I disagree with everything but the "don't try to be different" advice. Music and art are constantly evolving and thinking "outside the box" can be a positive in any faction of life. the fact is, it hasn't all been done before.
(ot: someone invent a new term for "outside the box".)
and yes, technology is the catalyst for new ideas. It has been since the dawn of mankind. There are so many new tools available to people that weren't even a year ago that the possibilities of non-recycled ideas is incredible and truly unprecedented in history.
Art and science are so closely related to me (as both an artist and a scientist). I'm a writer just as much as I am a scientist. The beauty in both is unquesioned in my eyes. I'm not debating innovation in technology/music/art. My point is that societies processing and use of those applications remains the same. Take the bubonic plague as an example. Scientists invented a "new" cure for the disease, the world changed. Now let's look at AIDS, the "new" treatments for AIDS are amazing and have extended life as a result (similar to Penicilin and the bubonic plague). Though both are innovative/novel, the acclimation by society is the same. To quote Jean-Baptiste Alphonse Karr: "the more things change the more they stay the same." I side with him. I agree that I overstated that everything has beed done before, but to someone young I think it takes a great deal of stress away from the creative process in an effort to just experience, think, reflect and grow. My point was that young people shouldn't be afraid of who they are as there has been many people who were different yet similar to them that came before them. My argument should have been stated such that societys' response to novel changes is quite similar.

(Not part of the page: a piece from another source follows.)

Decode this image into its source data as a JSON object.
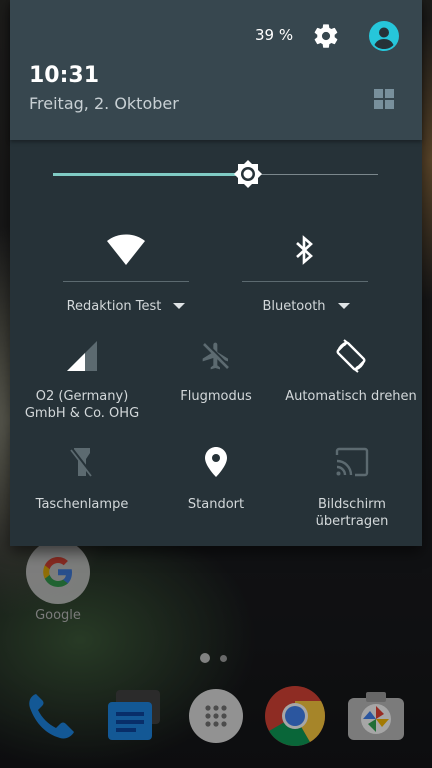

Was the printing press acclimated by society the same way as the internet, or mobile data the same way as the typewriter? Even if it was, why on Earth would that make originality "bullshit"?
It sounds like you're saying people shouldn't try to be creative. I would encourage everyone to be creative as long as they can learn from their failures. Sure, many will fail, but that's part of being imperfect, constantly learning, and living in the moment, right?
And I would say Karr is correct in that humanity has been progressing at unprecedented rates since the invention of language, but not in the sense that creativity is dead.